Glasscherben im Sand reflektieren die glühend heiße Mittagssonne. Willkommen am
Straßenrand Südafrikas.
Es ist Freitag, 22. März 2013, und mein Weg führt mich nach Grabouw, einer 60.000 Seelen
Stadt ca. 80km östlich von Kapstadt. Dort wird morgen im Village of Hope das neue Patrizia
Kinderhaus eröffnet. Gerade überqueren Victoria von Gaudecker und ich im Fiat ohne
Klimaanlage den Sir-Lowry’s-Pass. Hinter uns liegen Gegensätze. Verlässt man Kapstadt,
zeigt sich deutlich, dass diese Regenbogennation tatsächlich aus viel Sonne, viel „Regen“ und
vielen Farben besteht. Entlang der N2 reiht sich kilometerlang eine Wellblechhütte an die
andere: grau, rot, blau, Müll. Vollkommen deplatziert erscheint das Städtchen Somerset West,
das an amerikanische Vororte diverser Hollywoodstreifen erinnert. Oder sind es die
Townships, die Problemviertel, die hier deplatziert sind? Die Bewohner der mit Stacheldraht
abgeschotteten Villen sind wohl eher überzeugt von letzterem.
Weiße Türen waren gestern, im Kinderhaus sind die Türen kindgerecht bunt gestaltet
Gegen Mittag erreichen wir das Village of Hope. Ein großgewachsener Mann durchquert in
Badelatschen die Baustelle und begrüßt mich freundlich: „Hi, ich bin Tim!“. Tim Walker kam
2008 mit seiner Frau Maz nach Südafrika und hat als Teil der Non-Profit Organisation
Thembalitsha seither verschiedene Hilfsprojekte für Menschen in und um Grabouw aufgebaut
und betreut diese mit seinem Team. Doch kaum, dass er mich begrüßt hat, ist er auch schon
wieder verschwunden.
Soup Run mit Tim Walker
Tim hat es eilig. Es ist kurz vor 12 Uhr, die Suppe, die wie jeden Freitag im Township verteilt
werden soll, steht im Partnerrestaurant zur Abholung bereit. Er fährt mit seinem in die Jahre
gekommenen Pickup vor, auf dessen Ladefläche große Töpfe gestapelt sind. Am Restaurant
angekommen, füllen wir dort die Suppe hinein. Tim freut sich über diese Kooperation: „Wir
möchten die Menschen miteinander vernetzen und ihnen zeigen, welche Hilfe mit wenigen
Mitteln möglich ist. So können sie sich vielleicht irgendwann selber helfen.“
Wir halten zunächst an einem Kindergarten.

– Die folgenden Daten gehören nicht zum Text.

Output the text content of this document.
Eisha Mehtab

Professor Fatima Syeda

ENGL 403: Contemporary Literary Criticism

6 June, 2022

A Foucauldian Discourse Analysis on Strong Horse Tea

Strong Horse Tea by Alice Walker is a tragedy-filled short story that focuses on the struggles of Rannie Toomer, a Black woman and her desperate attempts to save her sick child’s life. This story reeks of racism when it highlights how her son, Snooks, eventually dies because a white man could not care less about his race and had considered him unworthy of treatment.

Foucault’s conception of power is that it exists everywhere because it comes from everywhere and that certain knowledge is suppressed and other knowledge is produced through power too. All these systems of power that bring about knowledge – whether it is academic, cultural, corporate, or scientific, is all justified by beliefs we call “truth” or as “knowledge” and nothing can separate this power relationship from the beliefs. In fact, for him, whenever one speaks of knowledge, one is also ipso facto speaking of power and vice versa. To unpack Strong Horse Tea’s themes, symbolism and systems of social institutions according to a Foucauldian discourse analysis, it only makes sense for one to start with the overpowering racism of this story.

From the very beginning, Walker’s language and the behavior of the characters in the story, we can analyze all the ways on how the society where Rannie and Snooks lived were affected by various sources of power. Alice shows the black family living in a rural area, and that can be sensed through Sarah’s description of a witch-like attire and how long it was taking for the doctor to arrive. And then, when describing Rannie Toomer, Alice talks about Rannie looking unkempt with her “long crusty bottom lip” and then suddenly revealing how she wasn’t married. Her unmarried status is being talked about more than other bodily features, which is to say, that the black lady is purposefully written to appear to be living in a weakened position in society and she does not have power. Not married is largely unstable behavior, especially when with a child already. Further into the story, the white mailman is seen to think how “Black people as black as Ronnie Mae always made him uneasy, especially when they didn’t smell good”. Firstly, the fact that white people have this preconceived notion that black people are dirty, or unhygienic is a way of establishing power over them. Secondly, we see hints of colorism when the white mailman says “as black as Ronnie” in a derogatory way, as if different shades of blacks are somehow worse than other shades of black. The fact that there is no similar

Eine Gruppe Frauen erwartet uns bereits. Die
folgenden Minuten hätten bewegender nicht sein können. Alle legen ihre Hand auf den
Topfdeckel und danken Gott für die Gabe. Ergriffen von der Art und der tiefen Aufrichtigkeit,
mit der sie dies tun, beobachte ich nun still, wie sich eine Schar von Kindern am Eingang
versammelt. In den Händen halten sie leere Margarineschachteln und Plastikschalen. Hunger
greifbar nahe. Ich streiche einem Jungen, der mich freundlich anlächelt, über den Kopf und
verlasse die Szene. Tim möchte weiterfahren und erdet mich wieder mit seinen knallharten
Fakten über die Probleme in diesem Land, die er dennoch hoffnungsvoll hervorbringt. Realist
und Optimist mit viel Herz.
Das Haus einer Tagesmutter im Township Iraq ist unser nächster Stopp. Hier gibt es keinen
Strom, kein fließend Wasser, keine sanitären Anlagen. Die Wellblechhütte besteht aus zwei
kleinen Räumen und einer Mini-„Küche“. Auf dem Boden hat die Tagesmutter Decken
ausgelegt, auf denen acht Babys liegen und schlafen. Die Wimpelfahne an der Decke ist
freundlich, ein kleines Mädchen hört nicht auf zu weinen. Erneut benommen beobachte ich
das Geschehen, fülle die Suppe in einen Topf und ernte einen mahnenden Blick, als etwas
daneben geht. Dieser Blick landet in meinem Herzen, denn mir wird bewusst, wie viel Wert
ein Löffel Suppe hier hat. Tim erkundigt sich nach aktuellen Sorgen und Nöten, ehe wir
unsere Fahrt fortsetzen.
Mit größtem Respekt stelle ich fest, dass man trotz all’ dieser Umstände nur lachende
Gesichter sieht, wenn Tim an den Hütten in Grabouw vorbeifährt. Er kennt die Winkel dieser
Stadt, die Menschen, die Kinder und ihre Geschichten. Hier und da nimmt er einige Kids mit,
um ihnen den schweren Weg durch die Mittagssonne abzukürzen. Am Straßenrand warten
nun überall die Kinder auf die Suppe, die Tim ihnen bringt. Die letzte Kelle ist leider bald
ausgegeben und viele von ihnen gehen leer aus. „Stefanie, we could transport 2.000 liters of
the soup and it would still not be enough”, erklärt er. Und alles was wir nun tun können ist,
den Kindern zurück zu winken und hoffen, dass sie ihren Hunger heute trotzdem noch stillen
können.
Das neue Patrizia Kinderhaus in Südafrika
Ein neues Zuhause für Kasim
Mehr als zwei Stunden waren wir unterwegs. Zwei Stunden die für Tim kaum ausreichten um
uns die Geschichte Grabouws, die Folgen der Apartheid, die Lösungsversuche der Regierung
und so viel mehr zu erklären. Zurück im Dorf treffen wir Maz, die gerade eine Tür weiß
anstreicht. Vom Blick auf das Ganze zoomt sie uns auf die Geschichte von Kasim und erzählt
uns, wie der kleine Junge ins Village kam.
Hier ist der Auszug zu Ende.